Кальдерон слишком большой гений, чтобы можно было его измерять мерками нашего обычного анализа, или нашим сегодняшним здравым смыслом. Для нас достаточно, что сквозь весь его мистицизм, который надо принимать, как колорит современной ему эпохи, звучит поразительный ритм, гармония и, несомненно, настоящая театральность: после сцен глубочайшего драматического пафоса, Кальдерон, например, тотчас же необыкновенно красочно отображает человеческий юмор; он соединяет свое философское мировосприятие с самыми реальными, {200} глубоко-близкими для человека образами. Они — это здравый смысл, заключенный в каждом простом сердце, в народной мудрости и в том, что ее воплощает. Эти образы — лики самого народа. Шуты Кальдерона такие же жизнерадостные, красочные и полнокровные, как и шуты Шекспира. В этом его настоящее величие. Не взирая на весь свой католический мистицизм, Кальдерон в то же время, как великий художник, не мог не утверждать реальный смысл всякого живого и полнокровного человеческого бытия. Вот почему он — догматик по идеологии в тоже время величайший художник по своей огромной поэтической стихии.

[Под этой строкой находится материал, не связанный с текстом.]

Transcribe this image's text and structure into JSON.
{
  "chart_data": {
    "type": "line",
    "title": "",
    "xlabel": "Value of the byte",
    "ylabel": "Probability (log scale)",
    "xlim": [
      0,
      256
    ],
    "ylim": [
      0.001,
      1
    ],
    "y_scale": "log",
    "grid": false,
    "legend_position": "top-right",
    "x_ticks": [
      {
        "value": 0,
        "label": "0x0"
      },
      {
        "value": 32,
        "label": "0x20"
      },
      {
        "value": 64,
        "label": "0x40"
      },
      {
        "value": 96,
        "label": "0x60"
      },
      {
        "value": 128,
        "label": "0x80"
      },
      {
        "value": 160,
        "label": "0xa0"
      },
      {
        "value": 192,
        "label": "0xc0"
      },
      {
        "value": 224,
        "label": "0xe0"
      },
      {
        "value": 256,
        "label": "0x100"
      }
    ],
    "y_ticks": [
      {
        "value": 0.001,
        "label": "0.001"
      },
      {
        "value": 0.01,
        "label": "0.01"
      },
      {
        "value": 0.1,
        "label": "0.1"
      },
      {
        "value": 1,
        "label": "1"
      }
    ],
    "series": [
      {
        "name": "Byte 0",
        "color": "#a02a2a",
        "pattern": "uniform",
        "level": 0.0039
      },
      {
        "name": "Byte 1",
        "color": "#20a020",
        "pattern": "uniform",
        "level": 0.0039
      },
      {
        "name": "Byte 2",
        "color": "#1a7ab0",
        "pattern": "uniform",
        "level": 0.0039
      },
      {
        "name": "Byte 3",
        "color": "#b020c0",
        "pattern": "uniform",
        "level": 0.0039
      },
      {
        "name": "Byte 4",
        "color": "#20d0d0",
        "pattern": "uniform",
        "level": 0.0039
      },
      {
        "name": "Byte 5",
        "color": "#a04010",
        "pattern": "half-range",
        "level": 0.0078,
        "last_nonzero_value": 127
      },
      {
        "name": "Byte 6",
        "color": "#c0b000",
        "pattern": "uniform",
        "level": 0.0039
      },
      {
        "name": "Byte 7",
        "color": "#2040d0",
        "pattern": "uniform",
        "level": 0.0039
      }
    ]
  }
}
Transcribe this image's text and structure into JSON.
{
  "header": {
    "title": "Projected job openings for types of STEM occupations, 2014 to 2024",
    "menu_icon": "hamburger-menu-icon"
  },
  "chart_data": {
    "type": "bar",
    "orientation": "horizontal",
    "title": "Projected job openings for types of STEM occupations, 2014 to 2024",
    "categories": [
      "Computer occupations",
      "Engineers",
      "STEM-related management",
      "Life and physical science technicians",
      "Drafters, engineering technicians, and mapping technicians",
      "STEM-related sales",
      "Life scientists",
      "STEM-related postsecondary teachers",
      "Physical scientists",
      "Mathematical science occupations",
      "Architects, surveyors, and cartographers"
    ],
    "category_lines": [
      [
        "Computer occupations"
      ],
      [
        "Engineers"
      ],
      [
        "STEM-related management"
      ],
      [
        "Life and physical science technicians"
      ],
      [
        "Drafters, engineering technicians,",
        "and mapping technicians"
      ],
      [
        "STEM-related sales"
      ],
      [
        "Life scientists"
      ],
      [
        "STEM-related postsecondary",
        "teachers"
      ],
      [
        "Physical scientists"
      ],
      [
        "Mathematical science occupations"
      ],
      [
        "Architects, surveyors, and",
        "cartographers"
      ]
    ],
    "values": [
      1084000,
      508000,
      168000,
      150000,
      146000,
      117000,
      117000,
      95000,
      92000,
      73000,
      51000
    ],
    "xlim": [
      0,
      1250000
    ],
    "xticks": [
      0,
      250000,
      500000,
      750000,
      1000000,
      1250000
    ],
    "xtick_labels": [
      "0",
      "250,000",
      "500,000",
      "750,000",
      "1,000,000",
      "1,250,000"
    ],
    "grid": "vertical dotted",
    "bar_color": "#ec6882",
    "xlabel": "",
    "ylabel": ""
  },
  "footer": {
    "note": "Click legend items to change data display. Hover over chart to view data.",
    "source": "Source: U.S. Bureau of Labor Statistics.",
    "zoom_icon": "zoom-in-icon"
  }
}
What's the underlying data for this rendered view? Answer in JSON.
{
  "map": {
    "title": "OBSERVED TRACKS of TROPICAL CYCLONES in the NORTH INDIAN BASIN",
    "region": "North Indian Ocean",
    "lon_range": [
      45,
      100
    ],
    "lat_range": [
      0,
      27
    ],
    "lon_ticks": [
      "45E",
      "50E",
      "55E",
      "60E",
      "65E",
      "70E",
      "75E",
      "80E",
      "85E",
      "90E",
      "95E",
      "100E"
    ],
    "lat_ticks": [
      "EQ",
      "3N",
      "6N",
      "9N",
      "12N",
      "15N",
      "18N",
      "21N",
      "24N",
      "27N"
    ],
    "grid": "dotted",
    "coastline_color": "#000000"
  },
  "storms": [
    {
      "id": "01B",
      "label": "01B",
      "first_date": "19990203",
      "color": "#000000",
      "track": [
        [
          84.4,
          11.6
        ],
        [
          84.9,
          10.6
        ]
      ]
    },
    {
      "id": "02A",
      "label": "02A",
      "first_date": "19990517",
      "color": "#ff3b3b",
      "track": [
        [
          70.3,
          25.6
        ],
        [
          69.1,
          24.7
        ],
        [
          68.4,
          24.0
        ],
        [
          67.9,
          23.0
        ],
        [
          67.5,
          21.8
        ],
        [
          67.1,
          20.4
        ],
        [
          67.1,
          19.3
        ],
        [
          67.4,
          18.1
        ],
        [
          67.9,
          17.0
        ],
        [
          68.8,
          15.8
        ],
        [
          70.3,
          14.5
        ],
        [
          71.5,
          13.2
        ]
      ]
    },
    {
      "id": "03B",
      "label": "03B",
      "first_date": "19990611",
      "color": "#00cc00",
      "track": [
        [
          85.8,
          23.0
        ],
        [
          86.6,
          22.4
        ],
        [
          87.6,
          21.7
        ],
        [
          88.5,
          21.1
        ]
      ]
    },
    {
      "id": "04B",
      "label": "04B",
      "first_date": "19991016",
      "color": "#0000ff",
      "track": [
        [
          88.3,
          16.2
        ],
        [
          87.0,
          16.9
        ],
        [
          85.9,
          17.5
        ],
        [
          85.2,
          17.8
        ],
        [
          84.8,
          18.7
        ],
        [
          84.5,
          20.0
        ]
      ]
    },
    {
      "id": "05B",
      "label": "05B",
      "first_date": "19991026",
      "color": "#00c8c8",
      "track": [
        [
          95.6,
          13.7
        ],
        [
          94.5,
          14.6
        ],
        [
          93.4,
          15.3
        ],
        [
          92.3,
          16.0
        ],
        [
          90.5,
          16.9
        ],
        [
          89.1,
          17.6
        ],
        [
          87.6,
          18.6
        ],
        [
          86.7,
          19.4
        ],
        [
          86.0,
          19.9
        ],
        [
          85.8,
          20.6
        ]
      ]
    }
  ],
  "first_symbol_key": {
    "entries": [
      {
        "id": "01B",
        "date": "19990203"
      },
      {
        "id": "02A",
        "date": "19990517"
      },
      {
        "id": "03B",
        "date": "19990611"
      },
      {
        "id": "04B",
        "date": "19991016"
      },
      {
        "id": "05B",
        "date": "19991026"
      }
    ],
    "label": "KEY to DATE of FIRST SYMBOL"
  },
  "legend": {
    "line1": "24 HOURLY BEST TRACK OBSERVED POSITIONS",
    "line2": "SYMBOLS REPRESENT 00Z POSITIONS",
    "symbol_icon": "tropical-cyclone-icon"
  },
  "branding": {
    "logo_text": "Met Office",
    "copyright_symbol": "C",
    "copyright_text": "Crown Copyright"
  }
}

В работе над Кальдероном Мейерхольд превзошел самого себя. С необыкновенным увлечением творил он ритм кальдероновской театральности. Как художник, Мейерхольд прекрасно понимал, что Кальдерона необходимо подавать в величайшем напряжении всех человеческих сил, и он работал в плане большой пластической стремительности, к сожалению, лишь иногда перегибая палку и, в увлечении силой кальдероновской стихии, прививая нам, актерам, некоторую чрезмерную распластанность движений за счет, быть может, основного смысла. При этом его, разумеется, увлекала не католическая сущность кальдероновской поэзии, но ее остов, канва, по которой можно было создавать какие угодно узоры, что и делал Мейерхольд, заставляя нас воплощать с максимальной выразительностью самые замысловатые и трудные пластические моменты. За основной принцип постановки Мейерхольдом была взята самая крайняя условность, — так вместо деревьев, например, {201} мы опускали контуры — блики из белого миткаля; Мейерхольд впервые тогда попробовал широко использовать принцип условных ширм. Ширмы, полотнища из белого миткаля на серо-грубом фоне сцены и свет в разнообразных комбинациях, — вот все декоративно-художественное оформление этой постановки. И оно было далеко не плохо. Кальдерой с большим благородством прозвучал тогда на нашей сцене[67]. Спектакль получился очень свежий, собрал весьма изысканную публику, и Блок отвел ему в своем дневнике соответствующее место[68].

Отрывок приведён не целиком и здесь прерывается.